The oil industry’s drive for bigger profits is increasingly threatening our coasts. Industry efforts to drill the Outer Continental Shelf threatens beaches and coastal economies from Virginia to Florida. As we’ve seen most recently with the BP disaster, drilling equals spilling. The Our Wild America campaign works to prevent the expansion of dangerous oil drilling, both onshore and off, especially in places like America’s Arctic.

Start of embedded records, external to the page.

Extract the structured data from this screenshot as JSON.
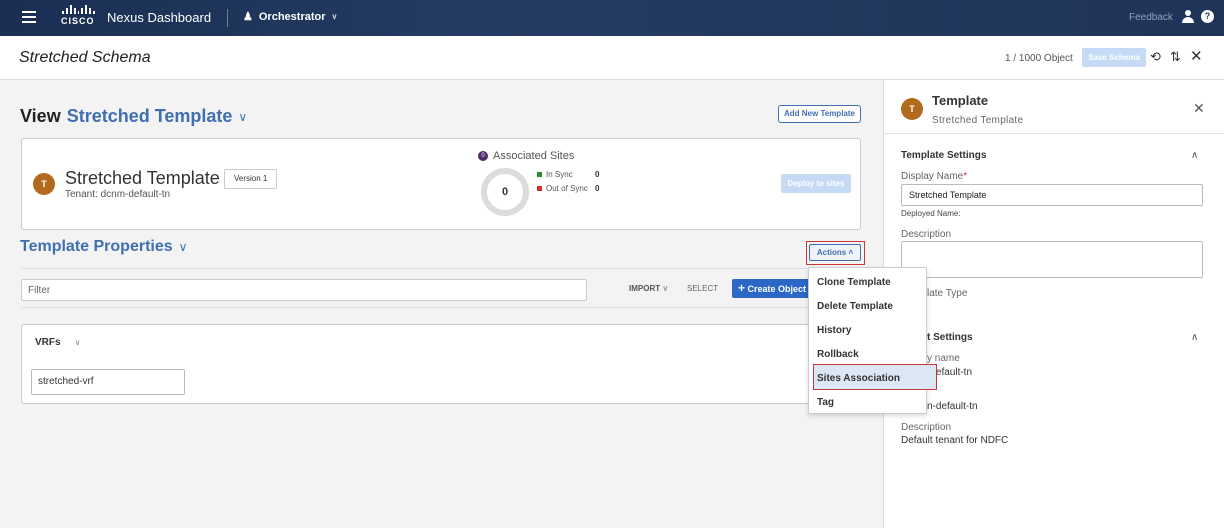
{
  "topbar": {
    "brand_word": "CISCO",
    "app_title": "Nexus Dashboard",
    "service_label": "Orchestrator",
    "service_icon": "orchestrator-icon",
    "feedback_label": "Feedback",
    "help_label": "?"
  },
  "header": {
    "title": "Stretched Schema",
    "object_count": "1 / 1000 Object",
    "save_label": "Save Schema",
    "icons": [
      "history-icon",
      "sync-icon",
      "close-icon"
    ]
  },
  "main": {
    "view_label": "View",
    "view_value": "Stretched Template",
    "add_template_label": "Add New Template",
    "template_card": {
      "avatar_letter": "T",
      "name": "Stretched Template",
      "tenant": "Tenant: dcnm-default-tn",
      "version": "Version 1",
      "associated_sites_label": "Associated Sites",
      "associated_sites_count": "0",
      "assoc_badge": "0",
      "in_sync_label": "In Sync",
      "in_sync_count": "0",
      "out_of_sync_label": "Out of Sync",
      "out_of_sync_count": "0",
      "deploy_label": "Deploy to sites"
    },
    "template_properties_label": "Template Properties",
    "actions_label": "Actions",
    "filter_placeholder": "Filter",
    "import_label": "IMPORT",
    "select_label": "SELECT",
    "create_object_label": "Create Object",
    "vrfs_label": "VRFs",
    "vrf_items": [
      "stretched-vrf"
    ]
  },
  "actions_menu": {
    "items": [
      "Clone Template",
      "Delete Template",
      "History",
      "Rollback",
      "Sites Association",
      "Tag"
    ],
    "highlighted": "Sites Association"
  },
  "right_panel": {
    "avatar_letter": "T",
    "title": "Template",
    "subtitle": "Stretched Template",
    "template_settings_label": "Template Settings",
    "display_name_label": "Display Name",
    "display_name_required": "*",
    "display_name_value": "Stretched Template",
    "deployed_name_label": "Deployed Name:",
    "description_label": "Description",
    "description_value": "",
    "template_type_partial": "late Type",
    "tenant_settings_partial": "t Settings",
    "tenant_display_name_partial": "y name",
    "tenant_display_value_partial": "-default-tn",
    "tenant_name_value_partial": "n-default-tn",
    "tenant_description_label": "Description",
    "tenant_description_value": "Default tenant for NDFC"
  },
  "colors": {
    "accent": "#3f6fb1",
    "navbar": "#1f3457",
    "highlight_border": "#c8383a",
    "in_sync": "#2e8b2e",
    "out_of_sync": "#d32f2f",
    "avatar": "#b26a1f"
  }
}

America’s Arctic is one of the last great wild places on the planet -- a place many consider the final frontier in American conservation. Located north of the Arctic Circle and the Brooks Range -- the northernmost mountain range on earth -- the region is home to some of the finest wildlife habitat and most pristine wilderness in the United States. But America’s Arctic is under increasing threat from oil drilling and the effects of climate disruption.
The Western Arctic
The land in Alaska’s National Petroleum Reserve is the nation’s largest wild landscape -- larger even than the Arctic National Wildlife Refuge. Spanning 23.5 million acres across the western North Slope of Alaska, the Reserve is the largest single unit of public lands in the nation. The Alaska Native communities that live along the Reserve has maintained a subsistence lifestyle for thousands of years based on the Reserve’s living resources.
In a notice posted to the Federal Register in April 2018, the Department of the Interior launched the process to hold a lease sale for drilling in the Arctic National Wildlife Refuge. Last fall, Congressional Republicans slipped a rider into the budget opening up the Refuge for oil and gas drilling.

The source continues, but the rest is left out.